The Tomba Brion Cemetery
Inside Carlo Scarpa’s Last Great Concrete Masterpiece
It’s impossible not to be swept up by Carlo Scarpa’s designs. One of the most famous 20th Century Italian architects. Whether standing in the shadow of Scarpa’s final concrete masterpiece, the Tomba Brion Cemetery in San Vitelo d’Altivole, Treviso, Italy, or even scrolling through photographs of his evocative monument on a tiny phone screen, it is easy to see Scarpa as a magician. He transformed solid concrete into serenity, pulled on references like the work of Frank Lloyd Wright, Mark Rothko, Josef Hoffman and channelled solemnity without morbidity. Scarpa deeply understood how to weave together and celebrate, the ancient and modern. It’s a design which Scarpa, with great modesty, noted, ‘will get better over time’.
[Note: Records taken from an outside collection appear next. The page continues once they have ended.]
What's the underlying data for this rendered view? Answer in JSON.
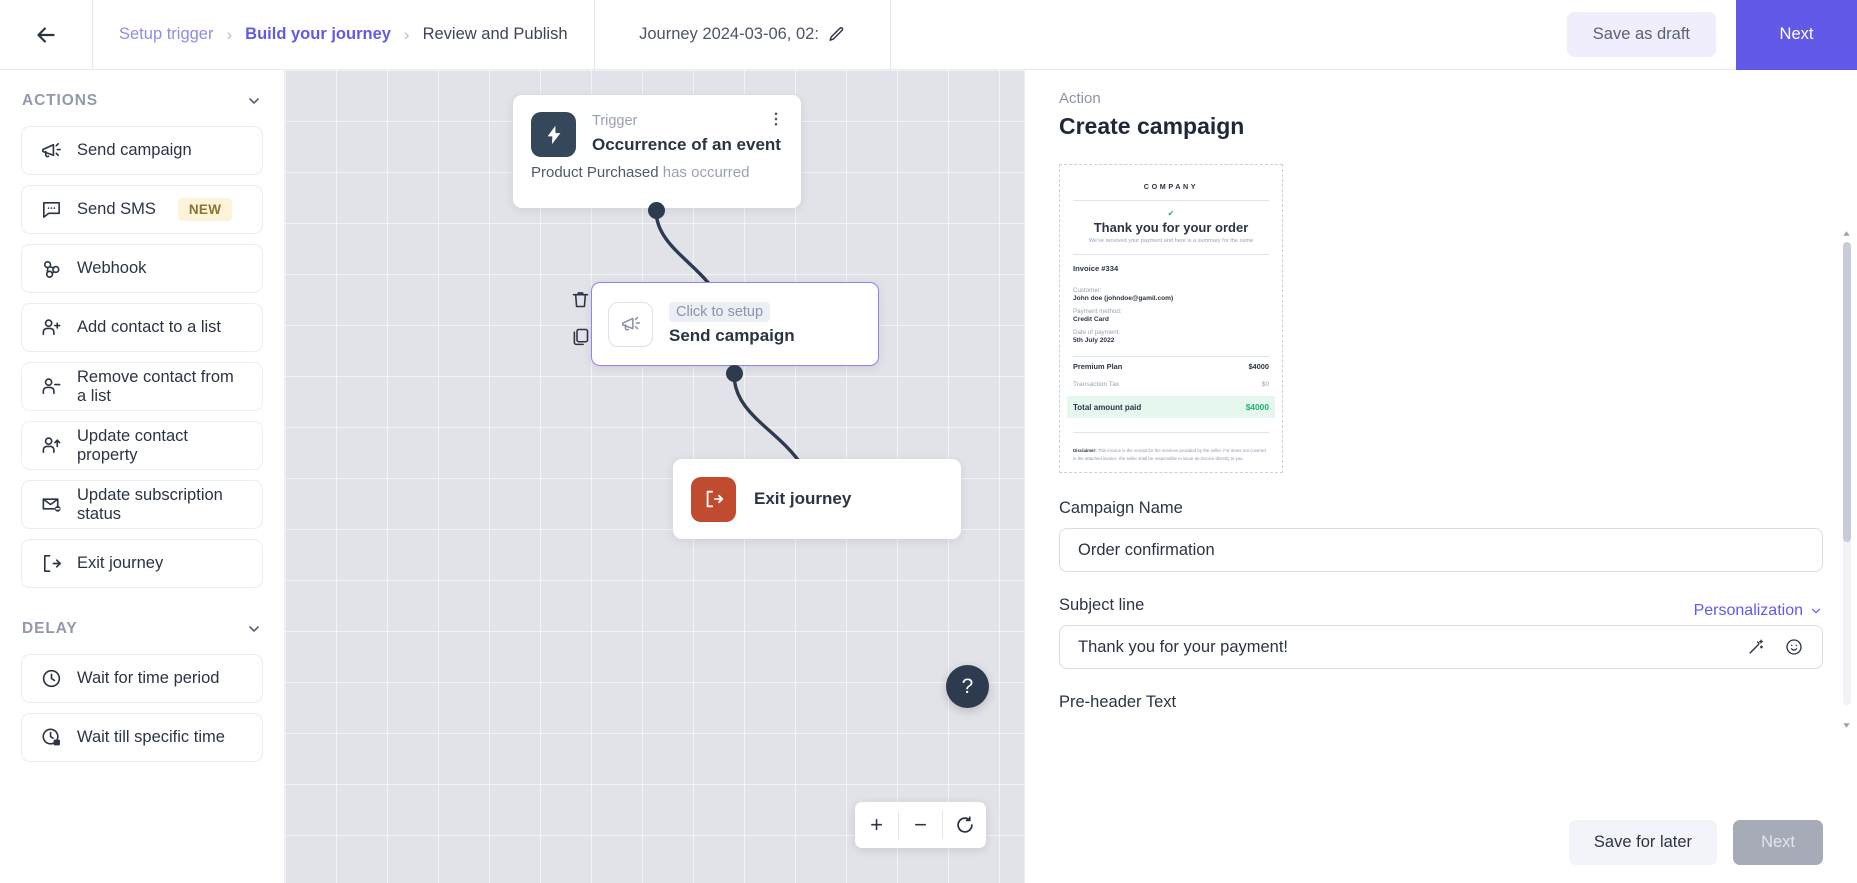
{
  "topbar": {
    "back_icon": "arrow-left-icon",
    "breadcrumb": [
      {
        "label": "Setup trigger",
        "state": "muted"
      },
      {
        "label": "Build your journey",
        "state": "active"
      },
      {
        "label": "Review and Publish",
        "state": "plain"
      }
    ],
    "separator": "›",
    "journey_title": "Journey 2024-03-06, 02:",
    "edit_icon": "pencil-icon",
    "save_draft_label": "Save as draft",
    "next_label": "Next",
    "accent_color": "#6359e9"
  },
  "sidebar": {
    "sections": [
      {
        "title": "ACTIONS",
        "items": [
          {
            "label": "Send campaign",
            "icon": "megaphone-icon",
            "badge": ""
          },
          {
            "label": "Send SMS",
            "icon": "chat-bubble-icon",
            "badge": "NEW"
          },
          {
            "label": "Webhook",
            "icon": "webhook-icon",
            "badge": ""
          },
          {
            "label": "Add contact to a list",
            "icon": "user-plus-icon",
            "badge": ""
          },
          {
            "label": "Remove contact from a list",
            "icon": "user-minus-icon",
            "badge": ""
          },
          {
            "label": "Update contact property",
            "icon": "user-up-icon",
            "badge": ""
          },
          {
            "label": "Update subscription status",
            "icon": "envelope-minus-icon",
            "badge": ""
          },
          {
            "label": "Exit journey",
            "icon": "exit-icon",
            "badge": ""
          }
        ]
      },
      {
        "title": "DELAY",
        "items": [
          {
            "label": "Wait for time period",
            "icon": "clock-icon",
            "badge": ""
          },
          {
            "label": "Wait till specific time",
            "icon": "clock-calendar-icon",
            "badge": ""
          }
        ]
      }
    ]
  },
  "canvas": {
    "trigger_node": {
      "kicker": "Trigger",
      "title": "Occurrence of an event",
      "subject": "Product Purchased",
      "suffix": "has occurred",
      "icon": "lightning-bolt-icon",
      "menu_icon": "kebab-menu-icon"
    },
    "campaign_node": {
      "chip": "Click to setup",
      "title": "Send campaign",
      "icon": "megaphone-icon",
      "delete_icon": "trash-icon",
      "duplicate_icon": "copy-icon"
    },
    "exit_node": {
      "title": "Exit journey",
      "icon": "exit-icon"
    },
    "help_label": "?",
    "zoom_in": "+",
    "zoom_out": "−",
    "zoom_reset": "reset-icon"
  },
  "rightpanel": {
    "kicker": "Action",
    "title": "Create campaign",
    "email_preview": {
      "company": "COMPANY",
      "heading": "Thank you for your order",
      "subheading": "We've received your payment and here is a summary for the same",
      "invoice_no": "Invoice #334",
      "customer_label": "Customer:",
      "customer_value": "John doe (johndoe@gamil.com)",
      "payment_label": "Payment method:",
      "payment_value": "Credit Card",
      "date_label": "Date of payment:",
      "date_value": "5th July 2022",
      "line_items": [
        {
          "name": "Premium Plan",
          "amount": "$4000",
          "bold": true
        },
        {
          "name": "Transaction Tax",
          "amount": "$0",
          "bold": false
        }
      ],
      "total_label": "Total amount paid",
      "total_value": "$4000",
      "total_color": "#21b473",
      "disclaimer_bold": "Disclaimer:",
      "disclaimer": "This invoice is the receipt for the services provided by the seller. For items not covered in the attached invoice, the seller shall be responsible to issue an invoice directly to you."
    },
    "campaign_name_label": "Campaign Name",
    "campaign_name_value": "Order confirmation",
    "subject_label": "Subject line",
    "personalization_label": "Personalization",
    "subject_value": "Thank you for your payment!",
    "subject_icons": [
      "magic-wand-icon",
      "emoji-icon"
    ],
    "preheader_label": "Pre-header Text",
    "save_later_label": "Save for later",
    "next_label": "Next"
  }
}
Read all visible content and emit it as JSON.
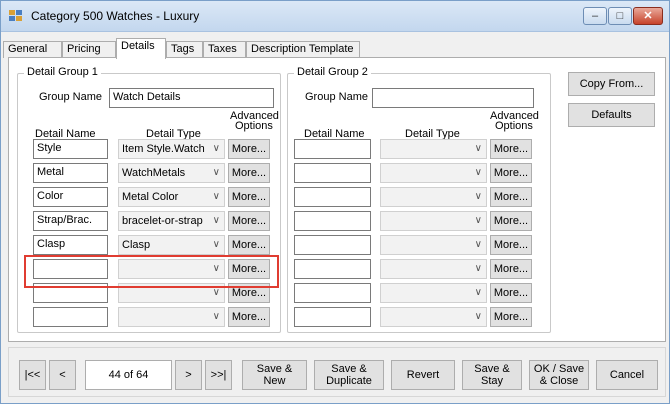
{
  "window": {
    "title": "Category 500 Watches  - Luxury"
  },
  "titlebar": {
    "minimize": "–",
    "maximize": "□",
    "close": "✕"
  },
  "tabs": [
    "General",
    "Pricing",
    "Details",
    "Tags",
    "Taxes",
    "Description Template"
  ],
  "active_tab": "Details",
  "group1": {
    "title": "Detail Group 1",
    "group_name_label": "Group Name",
    "group_name_value": "Watch Details",
    "col_detail_name": "Detail Name",
    "col_detail_type": "Detail Type",
    "col_advanced_1": "Advanced",
    "col_advanced_2": "Options",
    "rows": [
      {
        "name": "Style",
        "type": "Item Style.Watch",
        "more": "More..."
      },
      {
        "name": "Metal",
        "type": "WatchMetals",
        "more": "More..."
      },
      {
        "name": "Color",
        "type": "Metal Color",
        "more": "More..."
      },
      {
        "name": "Strap/Brac.",
        "type": "bracelet-or-strap",
        "more": "More..."
      },
      {
        "name": "Clasp",
        "type": "Clasp",
        "more": "More..."
      },
      {
        "name": "",
        "type": "",
        "more": "More..."
      },
      {
        "name": "",
        "type": "",
        "more": "More..."
      },
      {
        "name": "",
        "type": "",
        "more": "More..."
      }
    ]
  },
  "group2": {
    "title": "Detail Group 2",
    "group_name_label": "Group Name",
    "group_name_value": "",
    "col_detail_name": "Detail Name",
    "col_detail_type": "Detail Type",
    "col_advanced_1": "Advanced",
    "col_advanced_2": "Options",
    "rows": [
      {
        "name": "",
        "type": "",
        "more": "More..."
      },
      {
        "name": "",
        "type": "",
        "more": "More..."
      },
      {
        "name": "",
        "type": "",
        "more": "More..."
      },
      {
        "name": "",
        "type": "",
        "more": "More..."
      },
      {
        "name": "",
        "type": "",
        "more": "More..."
      },
      {
        "name": "",
        "type": "",
        "more": "More..."
      },
      {
        "name": "",
        "type": "",
        "more": "More..."
      },
      {
        "name": "",
        "type": "",
        "more": "More..."
      }
    ]
  },
  "side_buttons": {
    "copy_from": "Copy From...",
    "defaults": "Defaults"
  },
  "nav": {
    "first": "|<<",
    "prev": "<",
    "record": "44 of 64",
    "next": ">",
    "last": ">>|",
    "save_new_1": "Save &",
    "save_new_2": "New",
    "save_dup_1": "Save &",
    "save_dup_2": "Duplicate",
    "revert": "Revert",
    "save_stay_1": "Save &",
    "save_stay_2": "Stay",
    "ok_save_1": "OK / Save",
    "ok_save_2": "& Close",
    "cancel": "Cancel"
  },
  "colors": {
    "highlight": "#e03c31",
    "titlebar": "#c9dcf1"
  }
}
Paris-based fashion and architecture photographer Clément Vayssieres has documented the tomb and sanctuary, which was commissioned by Ororina Tomasi Brion. He described his visit as a pilgrimage. “When I become obsessed with something I have to go take photographs of it.” He said, “And I have become obsessed with Carlo Scarpa’s architecture and furniture. I had planned a trip to Venice during the Carnival but the real goal was to go visit the Scarpa buildings in the area, (the Olivetti Showroom, Venezuela Biennale Pavillion, Querini Stampalia Foundation). The cemetery was the cherry on the top. It seemed to me that Onorina Tomasi Brion had given a ‘carte blanche’ to Scarpa who decided to let his imagination run wild.
San Vito d’Altivole is not easy to access if you don’t have a car, and after two small trains, one bus and getting lost in the Italian countryside in the cold winter, I arrived at the cemetery. The modernism, pure shapes, almost ancient Egyptian hints, touches of colours, and an overwhelming sense of the serenity of the location really struck me. There is almost a Zen feeling to the space. It really doesn’t feel like you’re in the middle of an Italian village in the Veneto region. It feels out of time and place.I spent all of the afternoon there and when the sun started to go down, I had the surprise of witnessing an actual funeral procession from the village to the cemetery. The village still uses it as their cemetery. It felt very surreal to see this line of people holding a coffin and statues of the Virgin Mary with these architectural shapes in the background.
We asked Clémant;
What camera do you use?
I use a lot of different cameras, film and digital, but I’d say my go-to is a Mamiya 7 II with a simple 80mm.
What is your creative process?
I can’t say I really have one. It’s mostly about the story you’re trying to convey and the connection you have to the subject. Basically, what are you trying to say?
Do you have a favourite photo?
Hard to pick just one but I always come back to the work of Philip Lorca di Corcia. I really love his way of mixing landscape and portrait, the atmosphere, the colours, the lighting. Everything is just perfect.
There is also this very simple photograph by Robert Doisneau where a Parisian policeman walks in front of an old cabaret: L’Enfer, ‘hell’ in French. I’ve always loved this picture. The purity of street photography.
Is there a stand out location you have shot?
The Tomba Brion is definitely amongst them. I would add Angkor Thom in Cambodia, Baalbek in Lebanon and the Spanish sculptor Xavier Corbero’s house near Barcelona. I also used to assist photographers for years and there was this shoot where we spent 10 days sleeping and working inside the Vatican. Very memorable.
How do you choose what goes on Instagram and what doesn’t?
That is a tough question. First, it definitely needs to stand out as a picture, to be rather immediate. There a lot of pictures I love that have never been posted because they don’t have that « in your face » quality.
Unfortunately also, since they will be looked at on a small screen, they cannot have too much detail. I’m afraid master photographers like Jeff Wall would have had a hard time dealing with Instagram.
What sparked your interest to become a photographer?
Definitely movies. I’m obsessed with cinema.
When you are looking at your shots what details stand out for you?
First, what are you trying to say? Did you tell this right?
But more and more I see that I’m quite obsessive with texture and colours. If they’re not right, it’s not a picture.
The evolution of photography; what’s coming next?
I feel like there are very exciting things coming from 3D imaging and all these technologies. We’re not there yet but it’s coming.
Also, phones are in everybody’ pockets now. You see amazing images being created every day by people who don’t even realize they’re doing a great shot. I really think the next biggest documentary photographer will just be a kid with a phone.
At the same time, there are very unexciting things coming like automatic depth of field and facelift filters.
Clément Vayssières is a photographer based in Paris. His work revolves around architecture and portrait.